Well, because I forgot the agony that most home improvement projects subject me to. Even when I was younger I wasn’t much good at them. Experience hasn’t particularly helped. With experience has come age and my joints have become less supple for bending. My fingers are even more clumsy and drop things easily. My arms are weaker for overhead work. My patience has all but disappeared.
The box containing the door recommended having two people to handle it. But once I left the store there was only me. So I removed the glass to make it lighter. That actually worked but then there was the glass to install again when the door was up, instead of flat on a couple of nice sawhorses like the picture in the instructions.

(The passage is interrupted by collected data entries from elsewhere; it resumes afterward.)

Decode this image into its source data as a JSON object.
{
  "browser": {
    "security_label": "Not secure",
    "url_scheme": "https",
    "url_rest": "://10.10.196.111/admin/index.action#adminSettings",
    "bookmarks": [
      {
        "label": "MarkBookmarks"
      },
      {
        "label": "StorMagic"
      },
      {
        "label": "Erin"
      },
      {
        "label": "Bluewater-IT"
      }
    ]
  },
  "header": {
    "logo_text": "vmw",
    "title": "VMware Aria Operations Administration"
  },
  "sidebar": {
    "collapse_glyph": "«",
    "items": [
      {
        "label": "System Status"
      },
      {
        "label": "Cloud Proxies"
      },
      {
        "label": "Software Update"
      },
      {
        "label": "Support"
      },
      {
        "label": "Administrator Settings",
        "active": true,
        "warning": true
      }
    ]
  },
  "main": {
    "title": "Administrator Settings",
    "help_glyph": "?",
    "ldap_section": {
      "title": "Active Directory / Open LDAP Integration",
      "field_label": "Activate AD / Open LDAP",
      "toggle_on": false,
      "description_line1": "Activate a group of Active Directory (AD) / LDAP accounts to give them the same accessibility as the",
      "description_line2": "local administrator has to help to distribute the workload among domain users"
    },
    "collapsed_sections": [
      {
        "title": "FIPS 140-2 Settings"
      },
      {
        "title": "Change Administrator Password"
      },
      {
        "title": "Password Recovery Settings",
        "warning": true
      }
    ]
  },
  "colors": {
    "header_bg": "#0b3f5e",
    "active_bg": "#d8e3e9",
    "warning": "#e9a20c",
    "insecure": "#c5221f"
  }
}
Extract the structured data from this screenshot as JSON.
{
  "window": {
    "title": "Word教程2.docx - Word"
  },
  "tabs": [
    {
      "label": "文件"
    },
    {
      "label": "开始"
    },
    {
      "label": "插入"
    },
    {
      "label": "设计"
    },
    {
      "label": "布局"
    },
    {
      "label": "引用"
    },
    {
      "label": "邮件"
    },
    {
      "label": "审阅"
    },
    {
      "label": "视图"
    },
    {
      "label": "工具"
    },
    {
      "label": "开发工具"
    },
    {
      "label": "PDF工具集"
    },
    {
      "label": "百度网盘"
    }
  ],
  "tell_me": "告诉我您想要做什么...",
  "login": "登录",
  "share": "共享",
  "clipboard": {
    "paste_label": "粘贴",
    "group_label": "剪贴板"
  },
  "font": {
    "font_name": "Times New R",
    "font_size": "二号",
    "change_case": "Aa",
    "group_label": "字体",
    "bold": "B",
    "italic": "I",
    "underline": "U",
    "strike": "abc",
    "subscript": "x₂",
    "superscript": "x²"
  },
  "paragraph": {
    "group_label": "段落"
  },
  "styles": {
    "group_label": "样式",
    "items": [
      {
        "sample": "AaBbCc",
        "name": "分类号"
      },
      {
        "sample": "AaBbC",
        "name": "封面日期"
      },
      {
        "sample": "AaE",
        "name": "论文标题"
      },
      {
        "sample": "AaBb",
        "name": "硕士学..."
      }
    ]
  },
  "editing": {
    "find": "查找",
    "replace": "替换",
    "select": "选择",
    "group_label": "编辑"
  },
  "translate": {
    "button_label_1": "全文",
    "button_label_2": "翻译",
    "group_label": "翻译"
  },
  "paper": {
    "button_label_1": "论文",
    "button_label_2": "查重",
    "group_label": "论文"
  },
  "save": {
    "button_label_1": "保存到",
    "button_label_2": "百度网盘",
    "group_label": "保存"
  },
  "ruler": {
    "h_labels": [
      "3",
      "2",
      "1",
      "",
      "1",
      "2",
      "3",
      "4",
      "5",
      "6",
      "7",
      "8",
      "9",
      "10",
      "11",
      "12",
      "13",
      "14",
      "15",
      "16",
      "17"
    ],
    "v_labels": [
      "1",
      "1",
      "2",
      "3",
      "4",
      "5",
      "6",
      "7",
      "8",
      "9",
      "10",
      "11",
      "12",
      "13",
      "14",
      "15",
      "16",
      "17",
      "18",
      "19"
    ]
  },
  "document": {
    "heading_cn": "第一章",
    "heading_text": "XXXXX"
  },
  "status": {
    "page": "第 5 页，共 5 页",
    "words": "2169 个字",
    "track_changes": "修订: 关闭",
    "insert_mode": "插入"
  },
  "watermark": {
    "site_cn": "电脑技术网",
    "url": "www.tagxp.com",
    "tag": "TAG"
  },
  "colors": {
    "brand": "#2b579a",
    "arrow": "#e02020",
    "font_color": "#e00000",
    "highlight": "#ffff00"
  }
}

I spent several hours trying to decide whether the hinge rail was really right side up and if I had attached it correctly, after, of course, spending a lot of time figuring out what the hinge rail even was. I worried for a long while whether I had placed the pilot screw in the correct position.
My ladder only had two steps but I was constantly up and down them as I dropped screws, screwdrivers and even my drill.
The retaining pins had tiny rubber O rings which I hope aren’t important because my thick, clumsy fingers had no hope of ever getting them where they needed to go.
I always forget that my old house was built back in the days before having everything square was much of a concern. It has settled since then, so adding shims all over the place to try and even out things isn’t much fun either.
The further along I got, the better bargain that installation deal was looking to be. But once the box is open, best to just blunder on, I always figure, always incorrectly.
But later, when I found the new door had two closers and there was twice as much installation to perform and twice as many holes to drill and screws to drive, I quit for the day.
Besides, by then I had dropped the tiny black allen wrench I needed to tighten the door handle to keep it from falling off and I couldn’t find it in the mulch alongside the sidewalk outside. I know I have at least two sets of similar wrenches in the basement but I couldn’t find them. So that had to wait until I could borrow one.
The next day I forced myself to finish the installation and everything seems to work. But now that I look at it, the door doesn’t seem quite straight. It seems there might be a need for a few more shims. Or something.
I may yet end up spending that $100.